Siempre tuve la intención de salvarme a mí misma a pesar de todo lo que me rodeaba (o esas cosas que invento yo misma a veces). De generar paz. De mantenerme a flote. Intentar seguir. Y lo hice a través del agua, no hubiese permitido ahogarme. No podía.
Al comienzo no podía respirar, sólo aguantaba un nado continuo de extremo a extremo. Un total de media hora en -aparente- soledad.
Fui identificando los horarios en que podía hacerlo sola, algo más tranquila.

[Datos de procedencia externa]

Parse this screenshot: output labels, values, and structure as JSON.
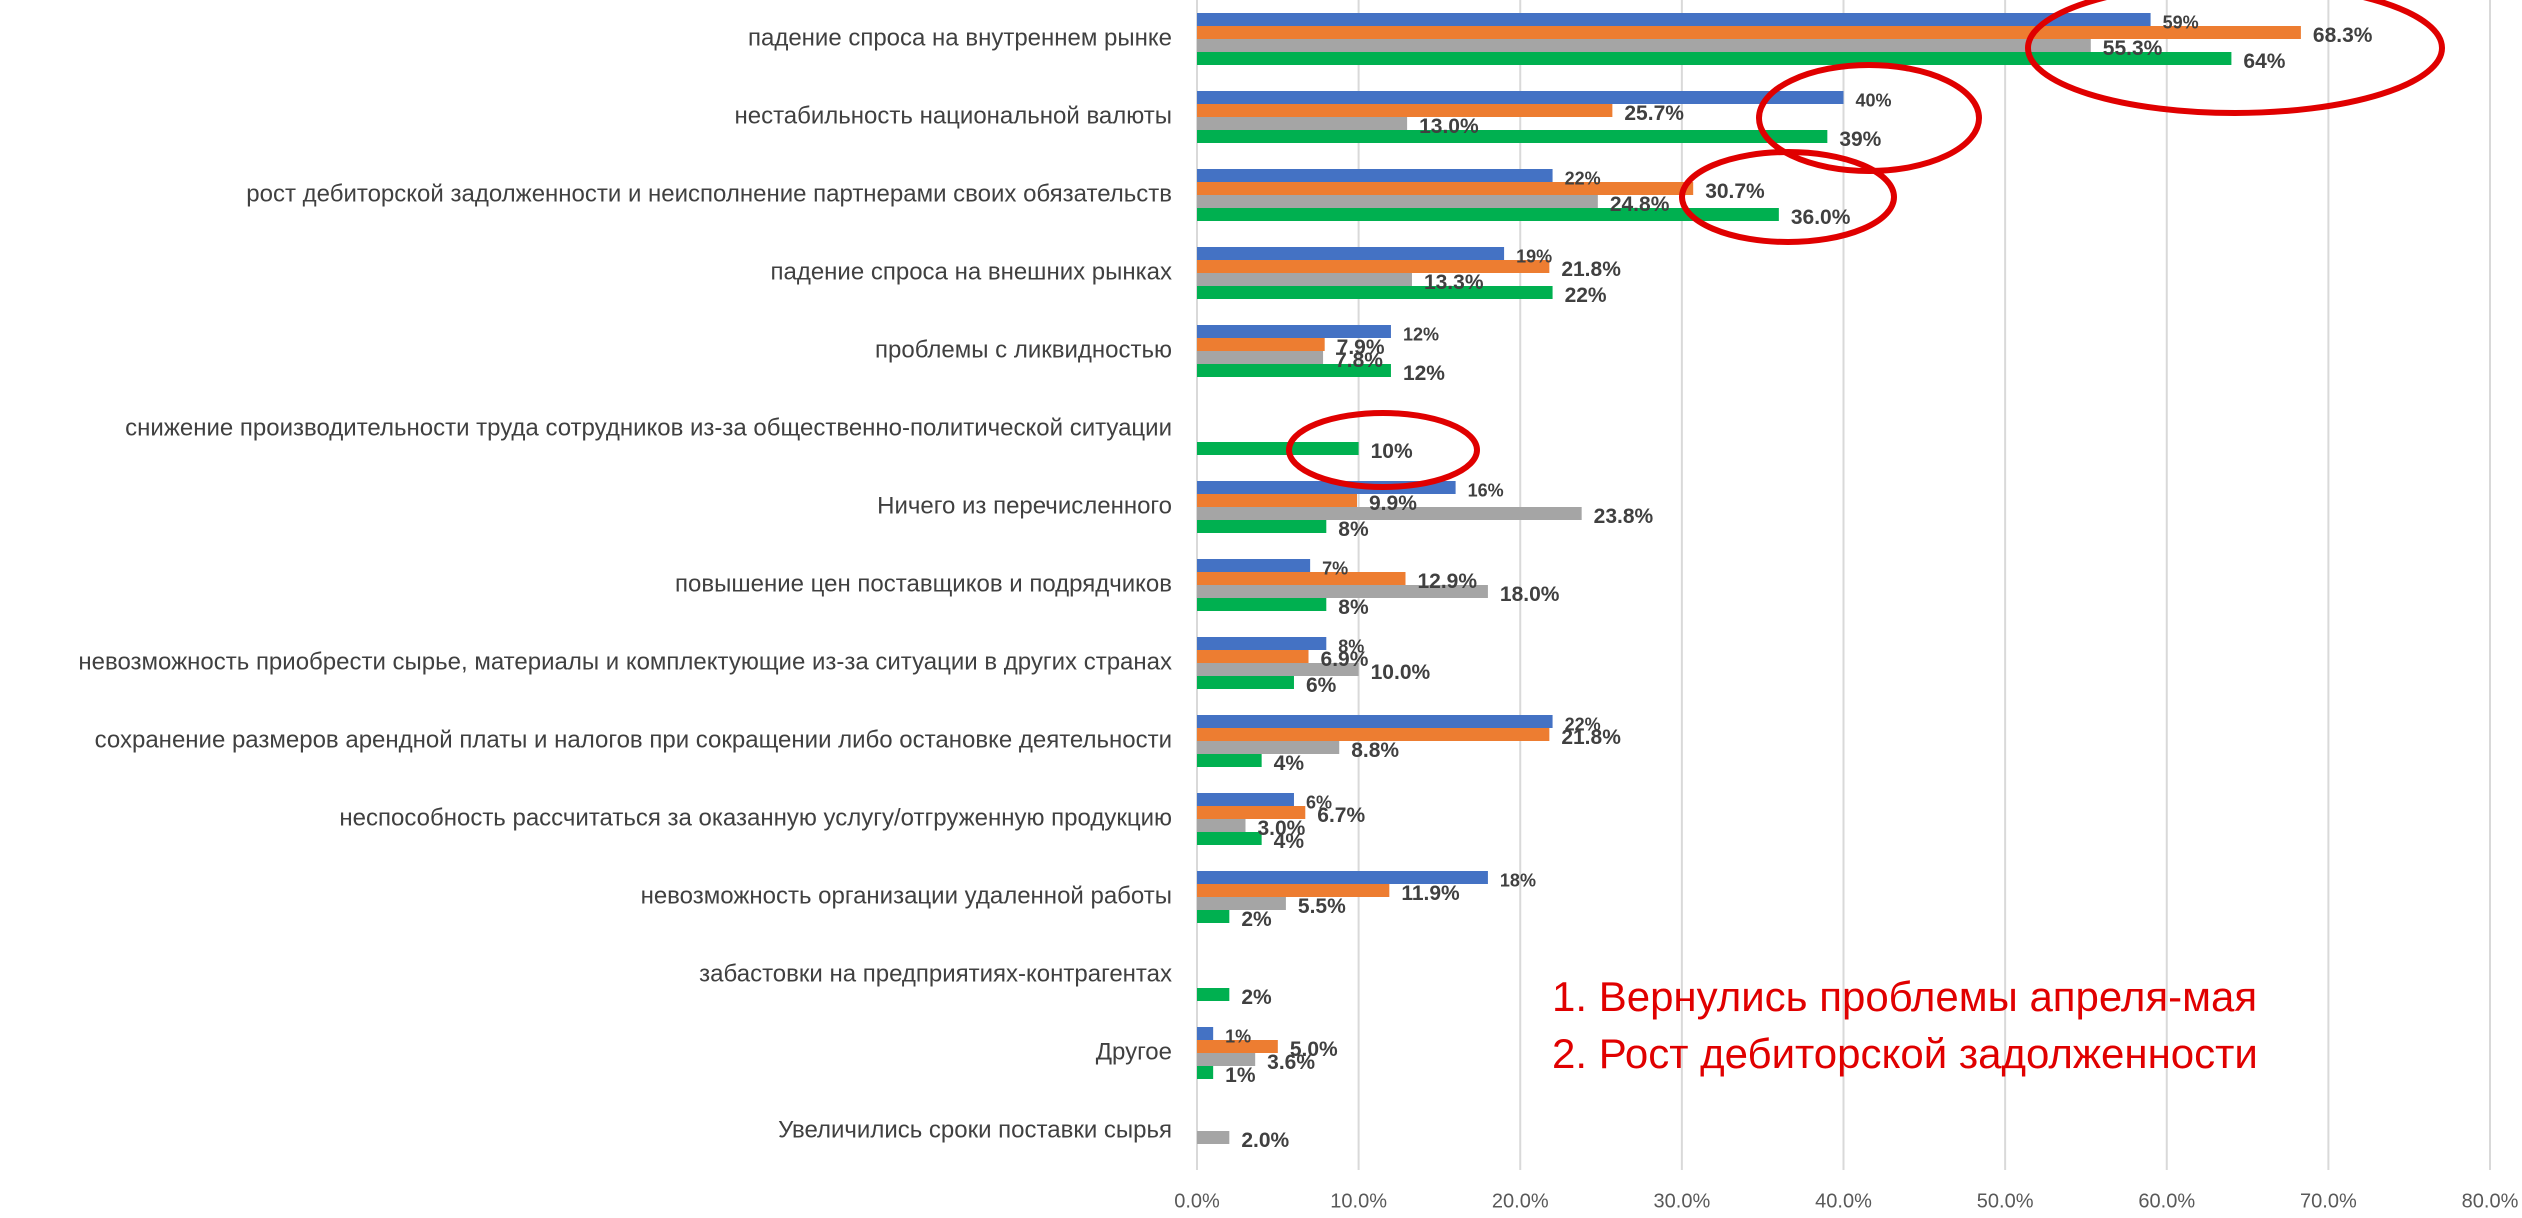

Fui alargando mis posibilidades, algo me decía que yo podía. Mi orden nunca ha sido lo convencional pero los números me divierten en ocasiones, así que comencé a contar, por ejemplo, cuántos braceos daba en total de extremo a extremo, cuantas vueltas podía hacer en tanta cantidad de respiraciones, o un número indeterminado de vueltas en total. Una vez sumé 1 kilómetro y 250 mts.
Los últimos días nadé de espalda estando sola en la piscina mientras llovía afuera. Ni si quiera alguien me cuidaba por si me ahogaba, o eso creía. Suponían que podía lograrlo. Llegué al punto de no pensar que flotaba, casi como si volara.
El agua será siempre un reflejo del cielo, nada tienen en común con la tierra. Cualquier encuentro con la tierra ha de ser algo catastrófico, pero la relación entre esas dos masas azules siempre es armoniosa y limpia.
Así me inducí a mi paz mental en los días más crudos de este invierno. Y así empecé a alcanzar algo de la tan preciada tranquilidad.
Alejándome del mundo,
encontrándome conmigo de una vez por todas.